Mi madre cuenta siempre la anécdota de mi primer día en el nido. Ella había pedido permiso en su trabajo para llegar más tarde porque quería acompañarme ya que tenía miedo de dejarme sola. En la puerta del nido era mi madre la que lloraba y sostenía una antigua cámara fotográfica para perpetuar ese momento, ella seguía llorando hasta que me escucha: “Mami ya voy a entrar, tienes que irte porque llegarás tarde a trabajar”. Así que al parecer, desde niña fui independiente y sin miedo a los cambios.

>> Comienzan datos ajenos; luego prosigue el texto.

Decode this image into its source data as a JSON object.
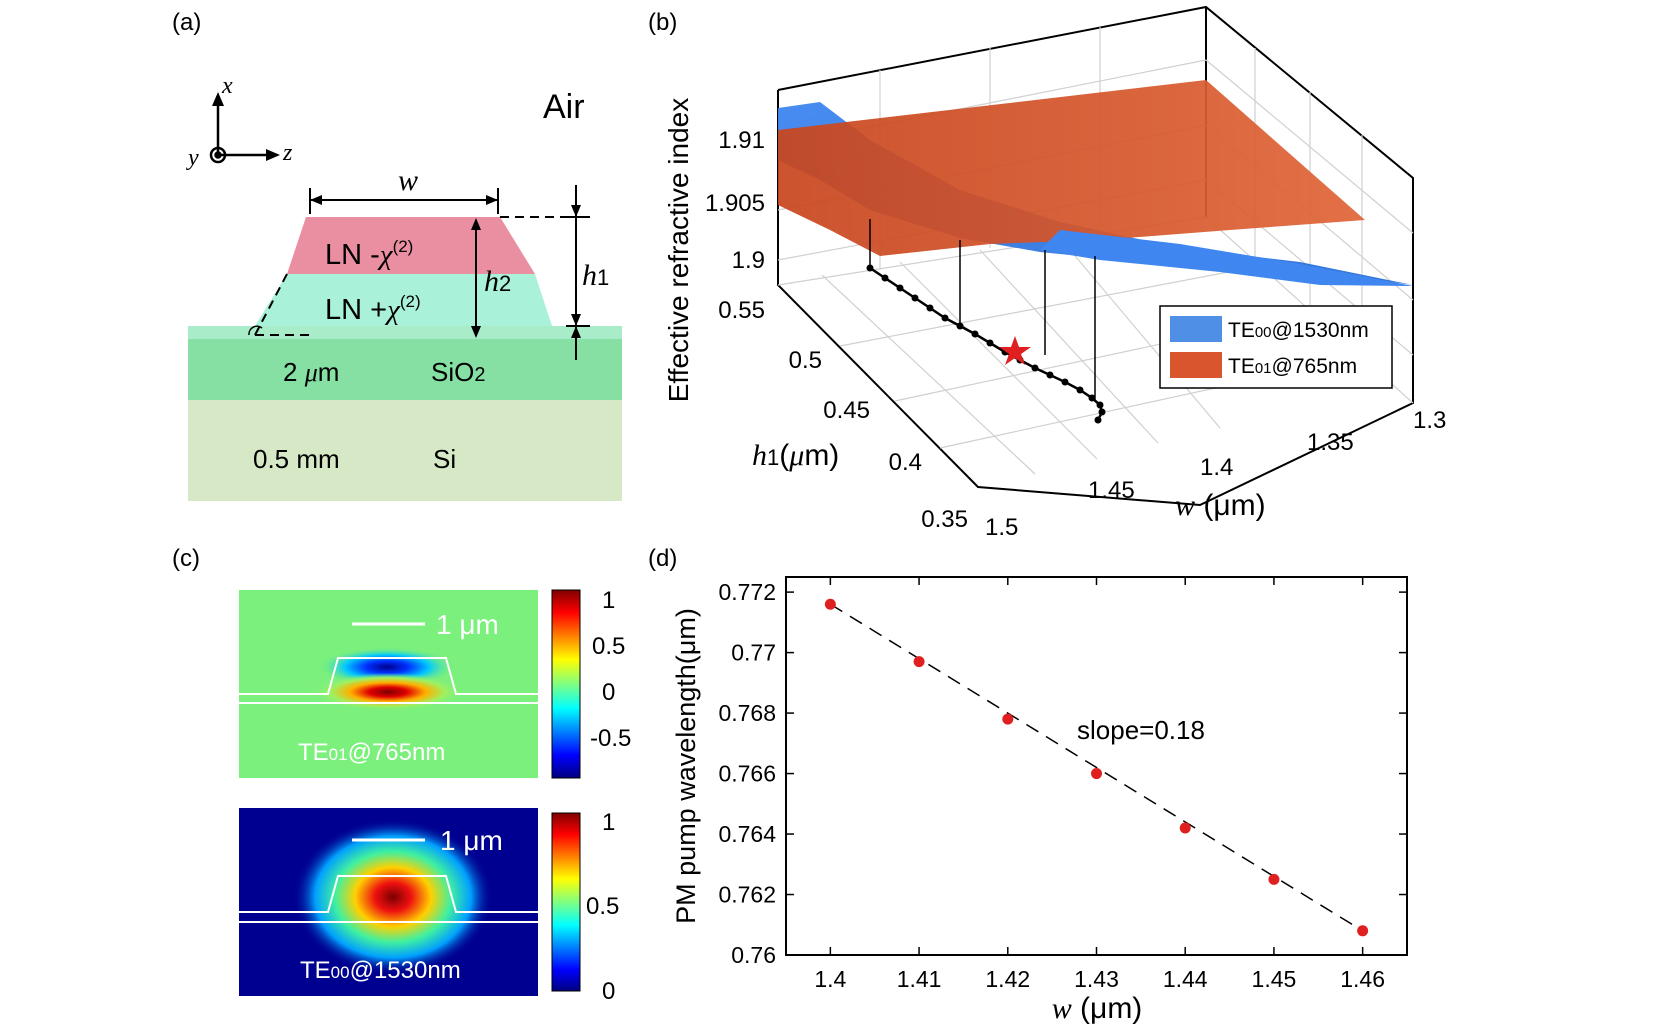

Recuerdo que los domingos mi madre solía manejar su Volkswagen amarillo del año 1976 para llevarnos de paseo. En ese entonces mi destino favorito era el Morro Solar, observar todo desde arriba era como llegar a otro mundo. Al principio me asustaba  la subida, cerraba los ojos y lloraba; hasta que comprendí que ese era el camino necesario y debía también disfrutarlo sino las lágrimas no me permitirán contemplar todo. Mi padre es ingeniero forestal, así que viajaba mucho cuando era pequeña, escucharlo despertó mi curiosidad acerca de otros lugares diferentes a mi casa.

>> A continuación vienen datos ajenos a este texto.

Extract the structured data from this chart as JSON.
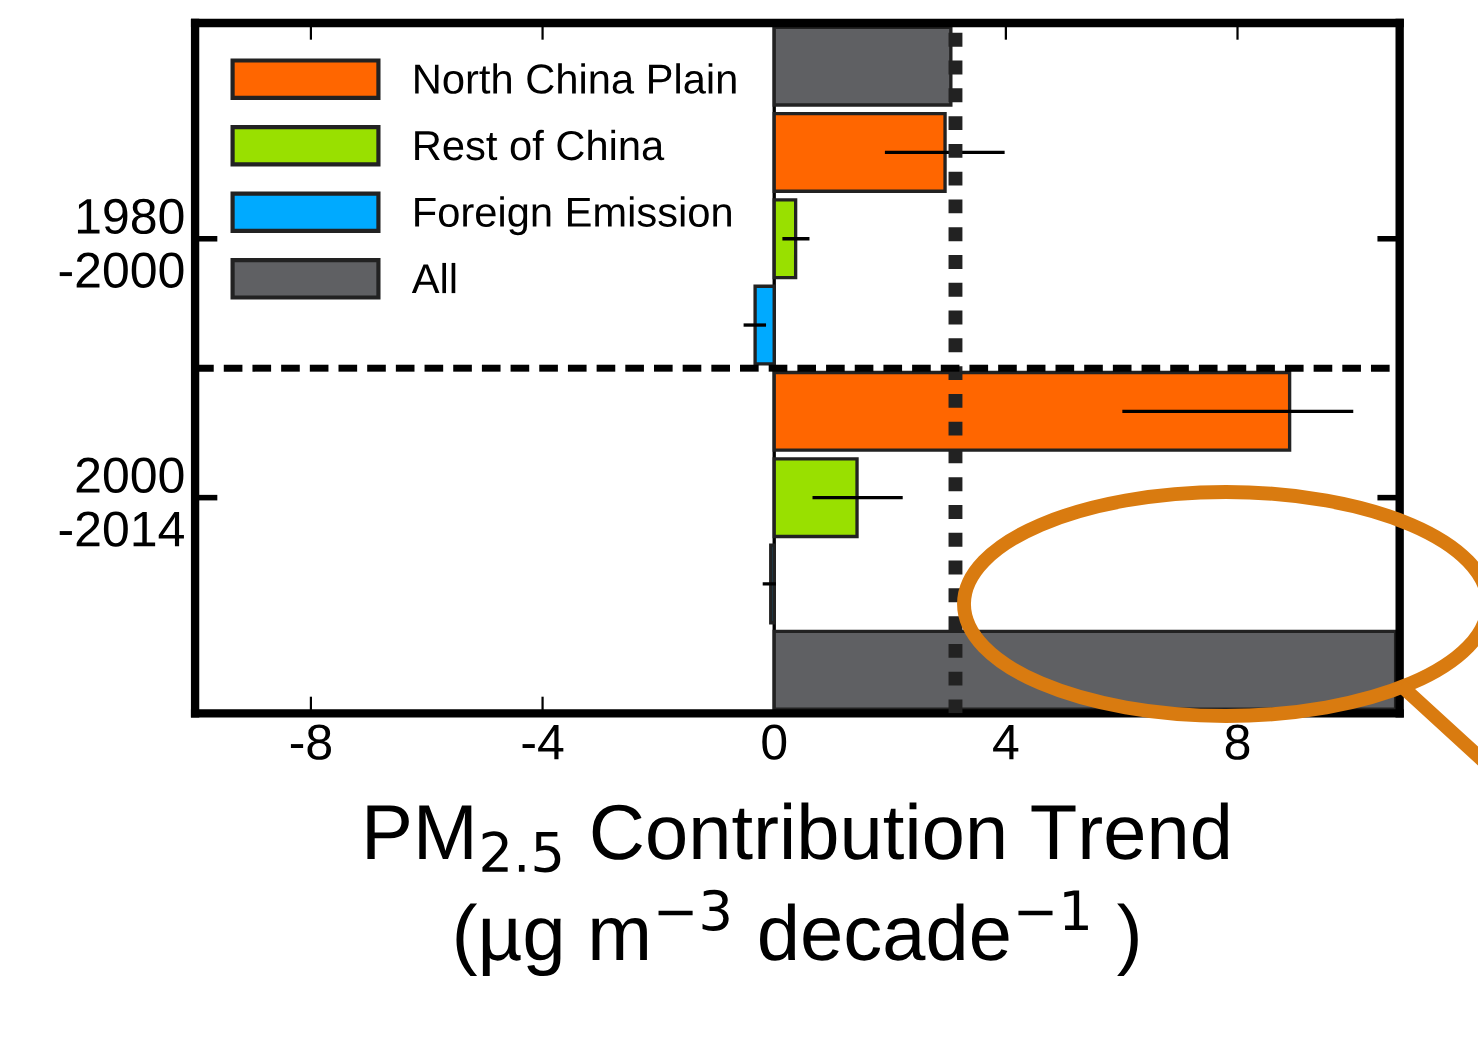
{
  "chart_data": {
    "type": "bar",
    "orientation": "horizontal",
    "categories": [
      null,
      null,
      "1980\n-2000",
      null,
      null,
      "2000\n-2014",
      null,
      null
    ],
    "xlabel": "PM$_{2.5}$ Contribution Trend\n(µg m$^{−3}$ decade$^{−1}$ )",
    "series": [
      {
        "name": "North China Plain",
        "color": "#ff6600",
        "values": [
          null,
          2.95,
          null,
          null,
          8.9,
          null,
          null,
          null
        ],
        "errors": [
          null,
          [
            1.94,
            3.95
          ],
          null,
          null,
          [
            6.04,
            9.97
          ],
          null,
          null,
          null
        ]
      },
      {
        "name": "Rest of China",
        "color": "#99e000",
        "values": [
          null,
          null,
          0.37,
          null,
          null,
          1.43,
          null,
          null
        ],
        "errors": [
          null,
          null,
          [
            0.17,
            0.58
          ],
          null,
          null,
          [
            0.69,
            2.19
          ],
          null,
          null
        ]
      },
      {
        "name": "Foreign Emission",
        "color": "#00aaff",
        "values": [
          null,
          null,
          null,
          -0.33,
          null,
          null,
          -0.06,
          null
        ],
        "errors": [
          null,
          null,
          null,
          [
            -0.5,
            -0.17
          ],
          null,
          null,
          [
            -0.17,
            0
          ],
          null
        ]
      },
      {
        "name": "All",
        "color": "#5f6063",
        "values": [
          3.05,
          null,
          null,
          null,
          null,
          null,
          null,
          10.73
        ]
      }
    ],
    "xlim": [
      -10,
      10.8
    ],
    "xticks": [
      -8,
      -4,
      0,
      4,
      8
    ],
    "ref_lines": [
      {
        "axis": "x",
        "value": 0,
        "line_style": "solid",
        "color": "#000000"
      },
      {
        "axis": "x",
        "value": 3.13,
        "line_style": "dotted",
        "color": "#222222"
      }
    ],
    "legend": "top left",
    "grid": false
  }
}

Mi más grande aventura era ir de campamento hasta el km. 116.5 de la Panamericana Sur. Ya había realizado un viaje en avión a Houston con mi familia que realmente disfruté pero nada se comparaba con ir en bus rumbo al sur, contar cada kilómetro de la carretera con ansias y sentir que mi corazón estallaba de alegría, ese era mi máximo viaje, era como cruzar a otra dimensión, una dimensión donde únicamente existían risas, amigos, amigas, juegos y aventuras. Con esos amigos que te duran para toda la vida.

Islas Galápagos
Islas Galápagos

Hasta que un verano unas amigas de mi mamá me invitaron a pasar unas vacaciones en Puerto Etén, y así fui descubriendo antes de los 15 años que el mundo era más grande de lo que había pensado y quería verlo todo.

En la Universidad cualquier excusa era buena para ir de viaje: Huacho, Lunahuaná, Chincha, Paracas, en fin, el Perú empezó a enamorarme, era inmensamente feliz observando cada detalle de la carretera desde la ventana de un bus. No tenía trabajo fijo ni mucho dinero, pero para los viajes siempre rompía el chanchito. No me interesaba la ropa de marca, ni las carteras y mucho menos los zapatos, me interesaba seguir descubriendo lugares. Aquí descubrí la magia de los mercados, las plazas, los parques, las calles, las iglesias, pero principalmente la magia de las historias.

Luego con un poco más de presupuesto llegaron los viajes internacionales: Buenos Aires, Montevideo, Varadero, disfruté cada uno de estos lugares, conocí gente extraordinaria y entrañable, algunos son amigos con los que comparto historias hasta hoy y a otros nunca volví a ver.

Viví un par de años en Tambopata y la Selva marcó un punto de quiebre: el bosque, la comunidad, la cosmovisión, la medicina tradicional, todo era un diario aprendizaje.

MARRUECOS
Marruecos

Retomamos los viajes familiares cada vez que coincidimos, cambiamos el Churín de nuestra infancia por lugares como Isla de Pascua y Galápagos.

Llegó finalmente la oportunidad de cruzar el charco, una beca me llevó dos años a estudiar a Alicante, desde ahí visité ciudades increíbles que sólo había visto en fotos en los libros de “Historia del Arte” en el colegio, amé el olor a chocolate de Brujas, me sentí protagonista de la película “Gladiador” en Roma, descubrí el Oporto en la ciudad del mismo nombre, y no paré de escuchar historias de amor en Venecia. No soy capaz de decidir acerca de mi lugar favorito.

toro
Brooklyn

No puedo negar lo afortunada que soy, he tenido el privilegio de ser inmensamente feliz recorriendo una trocha en medio de la selva de Tambopata, preparando pan en la Comunidad de Vicos, imitando las muecas de las cabezas clavas en Chavín, tomando un tinto de verano en Madrid, regateando en los “zocos” (mercadillos) de Marruecos, trenzando mi cabello en Varadero, mirando la Torre Eiffel desde la ventana de mi hotel en París, nadando en el mar Mediterráneo, asistiendo a una obra de teatro en Broadway, observando ballenas en Órganos, sonriendo en Bratislava y en tantos otros momentos y lugares especiales que siempre formarán parte de mi vida.

He viajado sola, acompañada, por amor, por traición, por amistad, por curiosidad, por trabajo, por eventos, algunas veces incluso para huir y reconstruirme. Finalmente viajo y seguiré viajando para ser feliz.